In a triangle, the measure of the first angle is four times the measure of the second angle. The measure of the third angle is 84 degrees more than the second angle. what is the measure of the first angle?

second angle --- x

first angle ------ 4x
third angle ----- x+84

x + 4x + x+84 = 180

you finish it

Thanks for your help Reiny.

To find the measure of the first angle, we need to follow a few steps.

Step 1: Assign variables:
Let's assign variables to the angles:
- Let's call the second angle "x".
- Since the first angle is four times the measure of the second angle, we can represent it as "4x".
- The measure of the third angle is 84 degrees more than the second angle, so we can represent it as "x + 84".
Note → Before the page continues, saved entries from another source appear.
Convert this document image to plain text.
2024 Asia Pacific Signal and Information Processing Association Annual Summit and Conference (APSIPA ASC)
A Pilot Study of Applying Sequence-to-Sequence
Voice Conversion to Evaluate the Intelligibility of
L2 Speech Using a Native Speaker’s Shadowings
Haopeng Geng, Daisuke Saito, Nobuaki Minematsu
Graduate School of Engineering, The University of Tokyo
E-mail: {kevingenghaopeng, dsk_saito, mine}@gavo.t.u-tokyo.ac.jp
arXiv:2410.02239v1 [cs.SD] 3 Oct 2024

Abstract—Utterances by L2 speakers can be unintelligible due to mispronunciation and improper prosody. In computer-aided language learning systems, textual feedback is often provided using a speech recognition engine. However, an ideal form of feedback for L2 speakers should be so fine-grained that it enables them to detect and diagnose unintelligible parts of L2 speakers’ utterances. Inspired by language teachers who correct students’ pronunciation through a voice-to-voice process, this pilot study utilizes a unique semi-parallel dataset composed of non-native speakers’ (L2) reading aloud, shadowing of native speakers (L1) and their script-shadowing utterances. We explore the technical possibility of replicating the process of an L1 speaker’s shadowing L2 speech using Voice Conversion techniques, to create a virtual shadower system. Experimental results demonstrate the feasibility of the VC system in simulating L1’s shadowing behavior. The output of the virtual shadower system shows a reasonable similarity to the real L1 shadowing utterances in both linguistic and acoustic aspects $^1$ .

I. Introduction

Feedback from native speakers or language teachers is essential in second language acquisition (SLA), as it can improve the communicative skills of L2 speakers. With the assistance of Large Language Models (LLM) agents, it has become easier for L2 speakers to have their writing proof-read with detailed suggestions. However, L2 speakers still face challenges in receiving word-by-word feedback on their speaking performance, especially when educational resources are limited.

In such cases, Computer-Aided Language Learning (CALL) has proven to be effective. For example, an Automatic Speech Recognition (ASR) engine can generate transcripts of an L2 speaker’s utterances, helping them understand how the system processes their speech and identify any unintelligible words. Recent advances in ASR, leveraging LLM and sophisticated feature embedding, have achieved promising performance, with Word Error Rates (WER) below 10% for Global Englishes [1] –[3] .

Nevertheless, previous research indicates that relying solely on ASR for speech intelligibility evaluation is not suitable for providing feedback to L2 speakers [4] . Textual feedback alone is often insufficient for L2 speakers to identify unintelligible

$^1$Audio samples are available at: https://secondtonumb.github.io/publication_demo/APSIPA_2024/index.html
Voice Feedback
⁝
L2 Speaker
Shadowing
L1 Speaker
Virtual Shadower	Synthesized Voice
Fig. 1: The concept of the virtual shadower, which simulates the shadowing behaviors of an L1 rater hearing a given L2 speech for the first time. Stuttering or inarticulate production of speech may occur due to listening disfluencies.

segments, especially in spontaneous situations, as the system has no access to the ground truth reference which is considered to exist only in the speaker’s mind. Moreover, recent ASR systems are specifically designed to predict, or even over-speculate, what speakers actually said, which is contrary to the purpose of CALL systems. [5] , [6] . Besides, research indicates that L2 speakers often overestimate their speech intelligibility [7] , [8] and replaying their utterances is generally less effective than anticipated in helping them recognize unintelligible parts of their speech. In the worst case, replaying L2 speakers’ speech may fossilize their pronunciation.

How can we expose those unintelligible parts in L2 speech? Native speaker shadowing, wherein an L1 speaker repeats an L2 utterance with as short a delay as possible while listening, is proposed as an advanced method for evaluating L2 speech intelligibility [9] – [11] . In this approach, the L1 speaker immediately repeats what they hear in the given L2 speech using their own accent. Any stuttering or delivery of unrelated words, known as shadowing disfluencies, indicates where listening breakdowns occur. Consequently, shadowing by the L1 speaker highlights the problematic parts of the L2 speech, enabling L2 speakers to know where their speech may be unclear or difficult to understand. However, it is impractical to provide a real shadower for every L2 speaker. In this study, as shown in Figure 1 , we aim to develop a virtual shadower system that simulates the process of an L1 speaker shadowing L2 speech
Step 2: Set up an equation:
In a triangle, the sum of the angles is always 180 degrees. So, we can write the equation:
(first angle) + (second angle) + (third angle) = 180

Substituting our assigned variables into the equation, we get:
4x + x + (x + 84) = 180

Step 3: Solve the equation:
Combine like terms:
6x + 84 = 180

Subtract 84 from both sides of the equation:
6x = 96

Divide both sides by 6:
x = 16

Step 4: Find the measure of the first angle:
Substitute the value of x back into the equation for the first angle:
4x = 4 * 16 = 64

Therefore, the measure of the first angle is 64 degrees.